- A China concordou em comprar 200 jatos da Boeing e reabrir importação de alguns produtos de carne bovina dos EUA.
- As duas equipes negociaram tarifas e definiram encaminhamentos para reduções recíprocas em um arcabouço de compras de pelo menos US$ 30 bilhões.
- Os itens aprovados podem receber alíquotas de nação mais favorecida ou inferiores no futuro.
- Os EUA se comprometeram a suspender a detenção automática de produtos lácteos chineses desde 2008 e a avançar na remoção de medidas sobre três categorias de produtos aquáticos chineses.
- A China retomará o registro de importadores de carne bovina dos EUA, reiniciará compras de produtos avícolas de alguns estados e discutem controle de exportação de terras raras.

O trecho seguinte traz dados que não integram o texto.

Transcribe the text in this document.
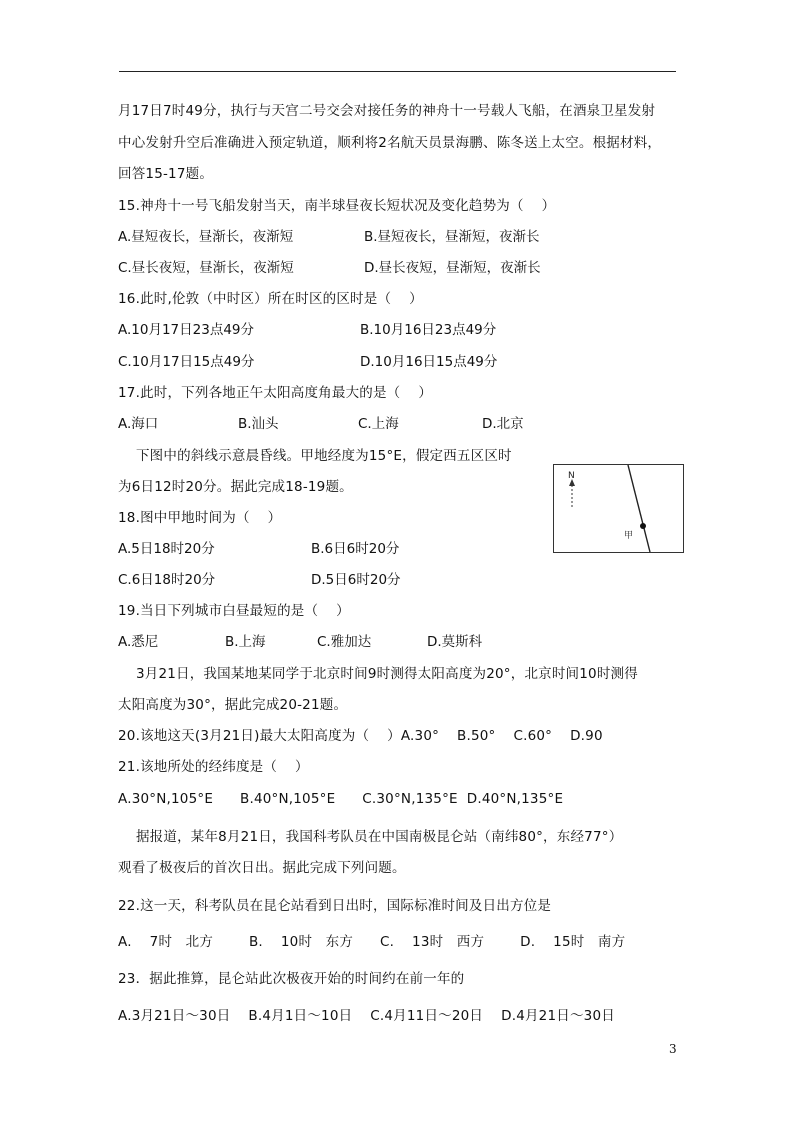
月17日7时49分，执行与天宫二号交会对接任务的神舟十一号载人飞船，在酒泉卫星发射
中心发射升空后准确进入预定轨道，顺利将2名航天员景海鹏、陈冬送上太空。根据材料，
回答15-17题。
15.神舟十一号飞船发射当天，南半球昼夜长短状况及变化趋势为（    ）
A.昼短夜长，昼渐长，夜渐短	B.昼短夜长，昼渐短，夜渐长
C.昼长夜短，昼渐长，夜渐短	D.昼长夜短，昼渐短，夜渐长
16.此时,伦敦（中时区）所在时区的区时是（    ）
A.10月17日23点49分	B.10月16日23点49分
C.10月17日15点49分	D.10月16日15点49分
17.此时，下列各地正午太阳高度角最大的是（    ）
A.海口	B.汕头	C.上海	D.北京
下图中的斜线示意晨昏线。甲地经度为15°E，假定西五区区时
为6日12时20分。据此完成18-19题。
N
甲
18.图中甲地时间为（    ）
A.5日18时20分	B.6日6时20分
C.6日18时20分	D.5日6时20分
19.当日下列城市白昼最短的是（    ）
A.悉尼	B.上海	C.雅加达	D.莫斯科
3月21日，我国某地某同学于北京时间9时测得太阳高度为20°，北京时间10时测得
太阳高度为30°，据此完成20-21题。
20.该地这天(3月21日)最大太阳高度为（    ）A.30°    B.50°    C.60°    D.90
21.该地所处的经纬度是（    ）
A.30°N,105°E      B.40°N,105°E      C.30°N,135°E  D.40°N,135°E
据报道，某年8月21日，我国科考队员在中国南极昆仑站（南纬80°，东经77°）
观看了极夜后的首次日出。据此完成下列问题。
22.这一天，科考队员在昆仑站看到日出时，国际标准时间及日出方位是
A.    7时   北方        B.    10时   东方      C.    13时   西方        D.    15时   南方
23．据此推算，昆仑站此次极夜开始的时间约在前一年的
A.3月21日～30日    B.4月1日～10日    C.4月11日～20日    D.4月21日～30日
3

O governo chinês e os EUA fecharam acordos comerciais limitados após a cúpula entre Donald Trump e Xi Jinping. O foco é reduzir tarifas em pares de produtos e abrir caminho para cooperação mais ampla. O compromisso foi anunciado após conversas da semana passada.

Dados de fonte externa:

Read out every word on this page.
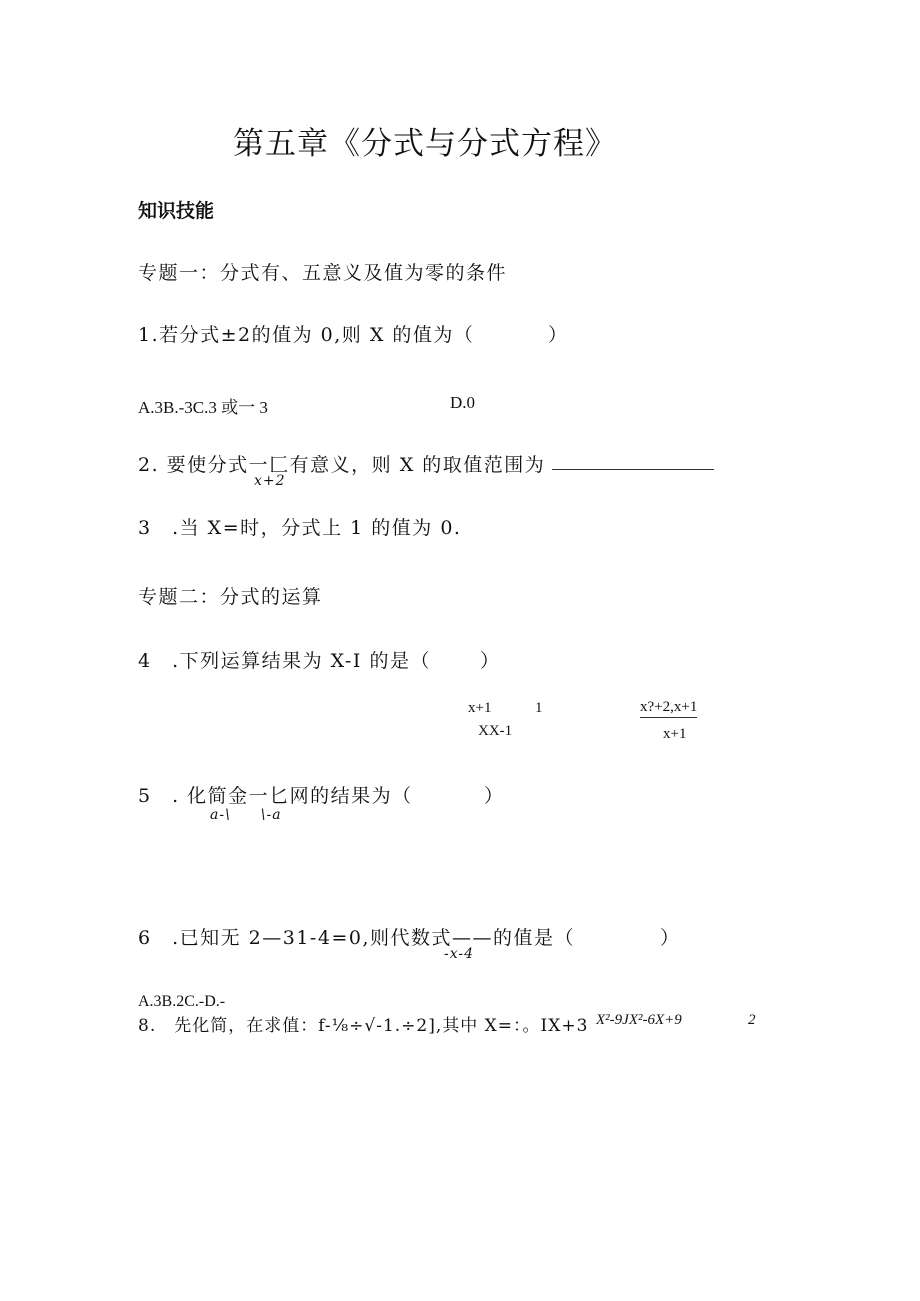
第五章《分式与分式方程》
知识技能
专题一：分式有、五意义及值为零的条件
1.若分式±2的值为 0,则 X 的值为（	）
A.3B.-3C.3 或一 3	D.0
2. 要使分式一匚有意义，则 X 的取值范围为
x+2
3　.当 X=时，分式上 1 的值为 0.
专题二：分式的运算
4　.下列运算结果为 X-I 的是（	）
x+1
XX-1
1	x?+2,x+1
x+1
5　. 化简金一匕网的结果为（	）
a-\　　\-a
6　.已知无 2—31-4=0,则代数式——的值是（	）
-x-4
A.3B.2C.-D.-
8.　先化简，在求值：f-⅛÷√-1.÷2],其中 X=：。IX+3 X²-9JX²-6X+9	2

Segundo o Ministério do Comércio da China, as equipes manteve discussões aprofundadas sobre tarifas e traçaram encaminhamentos para medidas bilaterais. A China espera que os EUA cumpram compromissos e não ultrapassem os níveis pactuados em Kuala Lumpur.
O ministério informou ainda que ambos concordaram, em princípio, em discutir um arcabouço de reduções recíprocas de tarifas para bens de valor equivalente, envolvendo ao menos US$ 30 bilhões de cada lado. O objetivo é facilitar o comércio bilateral.
Detalhes do acordo
Pequim retomará o registro de importadores qualificados de carne bovina dos EUA e reabrirá compras de carnes de certos estados. A China também avançará na análise de materiais de adequação apresentados por empresas americanas do setor.
Os EUA concordaram em suspender medidas de detenção automática sobre produtos lácteos chineses desde 2008 e trabalhar para remover restrições sobre três categorias de produtos aquáticos chineses, segundo o ministério.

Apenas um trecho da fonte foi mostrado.